Geralmente, o demônio sertanejo, como o de todos os povos, é criado à sua imagem e semelhança. Anda, por isso, encourado como os vaqueiros, monta a cavalo, é especialista em velhacadas de cigano e alquilador, gosta de cachaça, come picadinho de bode com gerimum, dança nos sambas, campeia o gado, faz a corte às moças, e desaparece sempre com um estouro e um fedor terrível de enxofre ou de chifre queimado. Às vezes, se apresenta como um cantor de desafio a quem ninguém vence. De outras, se encarna no couro dos cantadores célebres, ou faz pactos com eles, tornando-os invencíveis. O cantador Manuel do O Bernardo, não podendo vencer num desafio célebre seu rival Rio-Preto, gritou no meio da sala onde se achavam, rodeados de muita gente:
Senhora dona da casa,
Abra a porta, acenda a luz:
Estamos c’o Cão em casa,
Rezemos o credo em cruz!
Outro famoso cantador, Manuel das Cabeceiras, afirmava ter cantado desafio uma vez com o demônio em figura de moleque.
Corre pelo sertão uma versalhada sobre a disputa do diabo com São Miguel a propósito da alma de certo ricaço inimigo dos pobres, que estava sendo julgada no outro mundo. Quando o arcanjo começou a pesar as boas e más obras do morto na sua balança, este pediu a intercessão em seu favor de Nossa Senhora, da qual fora sempre devoto. Satanás esperava com prazer apoderar-se da alma do infeliz. Nossa Senhora, porém, movida da piedade de seu amantíssimo coração, conseguiu salvá-la. Ao avistá-lo, o Fute falou assim:
Lá vem a compadecida!
Mulher com tudo se importa!
Todos fazem seus negócios,
Mas a mim fecham a porta.
No fim de todas as coisas,
Eu é que levo a taboca!
Não foi possível obter os outros versos do poemeto sobre esse milagre da Virgem Mãe.
O suplício mais terrível que existe no inferno para aqueles que cometem impurezas nesta vida é, no dizer dos matutos, o chamado da cama do compadre com a comadre. A decência não permite se faça sua descrição. Para mostrar quanto é terrível, basta a seguinte lenda sertaneja:
Um dia, o diabo coxo revoltou-se contra o maioral do inferno e pintou o sete lá dentro. Quebrou os móveis e deu pancada a torto e a direito. Todos os demônios o cercaram armados de espetos em brasa. Continuou a lutar. O maioral ameaçou-o se não se rendesse, de passá-lo pelas moendas onde se supliciam as almas mais pecadoras. Soltou uma gargalhada. Ameaçou-o com a grande caldeira de azeite fervente. Tornou a zombar. Ameaçou-o com a cama do. compadre com a comadre. O diabo coxo empalideceu, pôs-se a tremer e entregou-se, pedindo perdão.

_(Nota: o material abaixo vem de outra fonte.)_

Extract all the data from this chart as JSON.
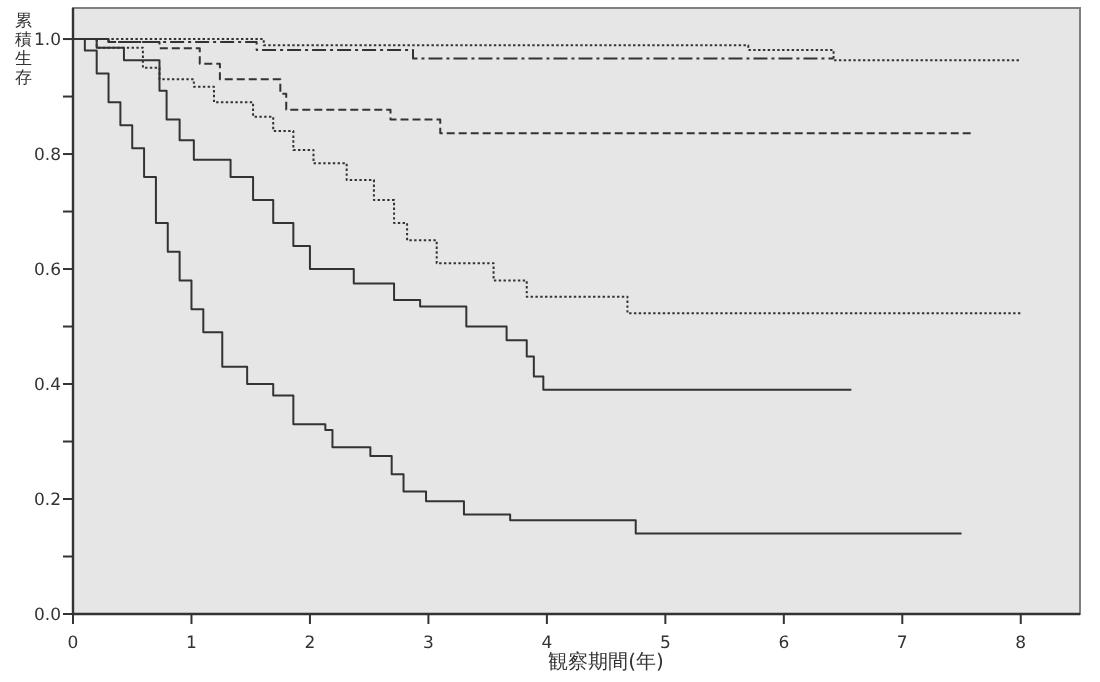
{
  "chart_data": {
    "type": "step",
    "xlabel": "観察期間(年)",
    "ylabel": "累積生存",
    "xlim": [
      0,
      8.5
    ],
    "ylim": [
      0,
      1.054
    ],
    "xticks": [
      0,
      1,
      2,
      3,
      4,
      5,
      6,
      7,
      8
    ],
    "yticks": [
      {
        "value": 0.0,
        "label": "0.0"
      },
      {
        "value": 0.1,
        "label": null
      },
      {
        "value": 0.2,
        "label": "0.2"
      },
      {
        "value": 0.3,
        "label": null
      },
      {
        "value": 0.4,
        "label": "0.4"
      },
      {
        "value": 0.5,
        "label": null
      },
      {
        "value": 0.6,
        "label": "0.6"
      },
      {
        "value": 0.7,
        "label": null
      },
      {
        "value": 0.8,
        "label": "0.8"
      },
      {
        "value": 0.9,
        "label": null
      },
      {
        "value": 1.0,
        "label": "1.0"
      }
    ],
    "grid": false,
    "marker": "none",
    "series": [
      {
        "color": "#333333",
        "line_style": "solid",
        "x": [
          0,
          0.1,
          0.2,
          0.3,
          0.4,
          0.5,
          0.6,
          0.7,
          0.8,
          0.9,
          1.0,
          1.1,
          1.26,
          1.47,
          1.69,
          1.86,
          2.13,
          2.19,
          2.51,
          2.69,
          2.79,
          2.98,
          3.3,
          3.69,
          4.75,
          7.5
        ],
        "values": [
          1.0,
          0.98,
          0.94,
          0.89,
          0.85,
          0.81,
          0.76,
          0.68,
          0.63,
          0.58,
          0.53,
          0.49,
          0.43,
          0.4,
          0.38,
          0.33,
          0.32,
          0.29,
          0.275,
          0.243,
          0.213,
          0.196,
          0.173,
          0.163,
          0.14,
          0.14
        ]
      },
      {
        "color": "#333333",
        "line_style": "solid",
        "x": [
          0,
          0.2,
          0.43,
          0.73,
          0.79,
          0.9,
          1.02,
          1.33,
          1.52,
          1.69,
          1.86,
          2.0,
          2.37,
          2.71,
          2.93,
          3.32,
          3.66,
          3.83,
          3.89,
          3.97,
          6.57
        ],
        "values": [
          1.0,
          0.985,
          0.963,
          0.91,
          0.86,
          0.824,
          0.79,
          0.76,
          0.72,
          0.68,
          0.64,
          0.6,
          0.575,
          0.546,
          0.535,
          0.5,
          0.476,
          0.448,
          0.413,
          0.39,
          0.39
        ]
      },
      {
        "color": "#333333",
        "line_style": "dotted",
        "x": [
          0,
          0.2,
          0.59,
          0.73,
          1.02,
          1.19,
          1.52,
          1.69,
          1.86,
          2.03,
          2.31,
          2.54,
          2.71,
          2.82,
          3.07,
          3.55,
          3.83,
          4.68,
          8.0
        ],
        "values": [
          1.0,
          0.985,
          0.95,
          0.93,
          0.917,
          0.89,
          0.865,
          0.84,
          0.807,
          0.784,
          0.755,
          0.72,
          0.68,
          0.65,
          0.61,
          0.58,
          0.552,
          0.523,
          0.523
        ]
      },
      {
        "color": "#333333",
        "line_style": "dashed",
        "x": [
          0,
          0.3,
          0.73,
          1.07,
          1.24,
          1.75,
          1.8,
          2.68,
          3.1,
          7.6
        ],
        "values": [
          1.0,
          0.995,
          0.984,
          0.957,
          0.93,
          0.905,
          0.877,
          0.86,
          0.836,
          0.836
        ]
      },
      {
        "color": "#333333",
        "line_style": "dotted",
        "x": [
          0,
          1.61,
          5.7,
          6.42,
          8.0
        ],
        "values": [
          1.0,
          0.989,
          0.981,
          0.963,
          0.963
        ]
      },
      {
        "color": "#333333",
        "line_style": "dashdot",
        "x": [
          0,
          0.3,
          1.55,
          2.87,
          6.42
        ],
        "values": [
          1.0,
          0.995,
          0.981,
          0.966,
          0.966
        ]
      }
    ]
  }
}
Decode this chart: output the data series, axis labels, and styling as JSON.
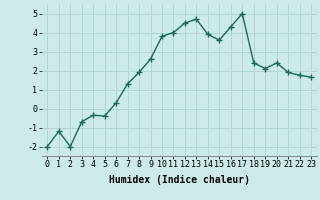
{
  "x": [
    0,
    1,
    2,
    3,
    4,
    5,
    6,
    7,
    8,
    9,
    10,
    11,
    12,
    13,
    14,
    15,
    16,
    17,
    18,
    19,
    20,
    21,
    22,
    23
  ],
  "y": [
    -2.0,
    -1.2,
    -2.0,
    -0.7,
    -0.35,
    -0.4,
    0.3,
    1.3,
    1.9,
    2.6,
    3.8,
    4.0,
    4.5,
    4.7,
    3.9,
    3.6,
    4.3,
    5.0,
    2.4,
    2.1,
    2.4,
    1.9,
    1.75,
    1.65
  ],
  "xlabel": "Humidex (Indice chaleur)",
  "xlim": [
    -0.5,
    23.5
  ],
  "ylim": [
    -2.5,
    5.5
  ],
  "yticks": [
    -2,
    -1,
    0,
    1,
    2,
    3,
    4,
    5
  ],
  "xticks": [
    0,
    1,
    2,
    3,
    4,
    5,
    6,
    7,
    8,
    9,
    10,
    11,
    12,
    13,
    14,
    15,
    16,
    17,
    18,
    19,
    20,
    21,
    22,
    23
  ],
  "line_color": "#1a6b5a",
  "marker": "+",
  "marker_size": 4.0,
  "bg_color": "#cceae8",
  "grid_color": "#b0d8d5",
  "line_width": 1.0,
  "tick_fontsize": 6.0,
  "xlabel_fontsize": 7.0
}
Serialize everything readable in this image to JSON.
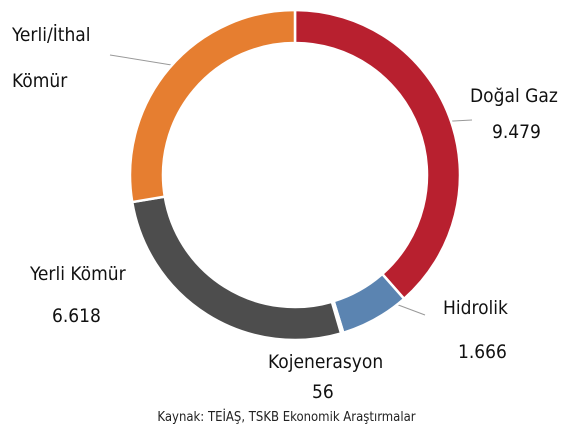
{
  "chart_data": {
    "type": "donut",
    "series": [
      {
        "name": "Doğal Gaz",
        "color": "#b8202f",
        "values": [
          9479
        ],
        "value_labels": [
          "9.479"
        ]
      },
      {
        "name": "Hidrolik",
        "color": "#5b84b1",
        "values": [
          1666
        ],
        "value_labels": [
          "1.666"
        ]
      },
      {
        "name": "Kojenerasyon",
        "color": "#6fa24a",
        "values": [
          56
        ],
        "value_labels": [
          "56"
        ]
      },
      {
        "name": "Yerli Kömür",
        "color": "#4d4d4d",
        "values": [
          6618
        ],
        "value_labels": [
          "6.618"
        ]
      },
      {
        "name": "Yerli/İthal Kömür",
        "color": "#e67e30",
        "values": [
          6800
        ]
      }
    ],
    "source": "Kaynak: TEİAŞ, TSKB Ekonomik Araştırmalar"
  }
}
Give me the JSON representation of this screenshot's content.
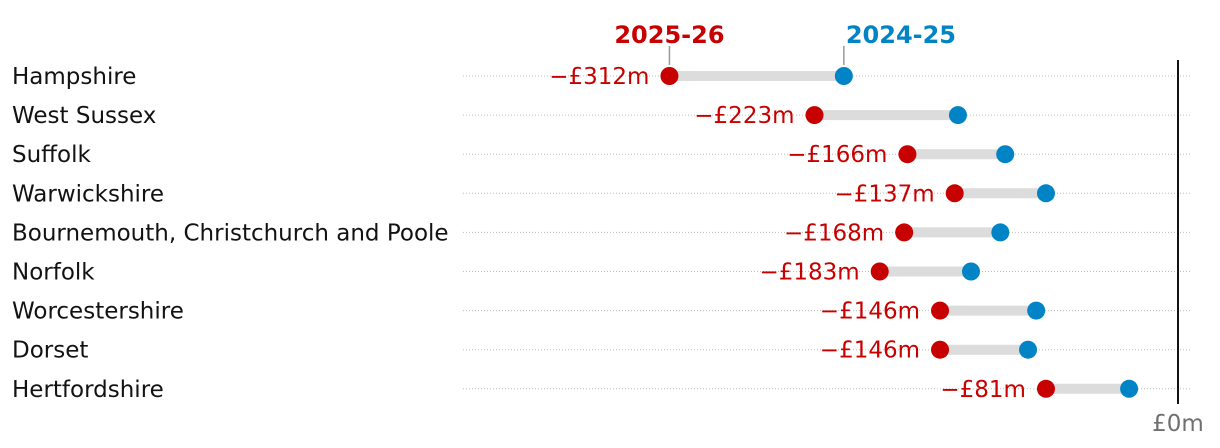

Na opinião sertaneja, o demônio tem horror aos meninos, porque já o fizeram perder duas vasas. A primeira, numa igreja. Todo vestido de preto, debo estava tomando nota de quem se portava mal durante a missa, quando um menino puxou a saia da mãe.
- Que é isso, menino? disse ela.
- Mamãe, olhe ali aquele homem! Ele tem os pés de pato!
A mulher voltou-se, viu e fez o sinal da cruz. O bicho estourou, fedendo.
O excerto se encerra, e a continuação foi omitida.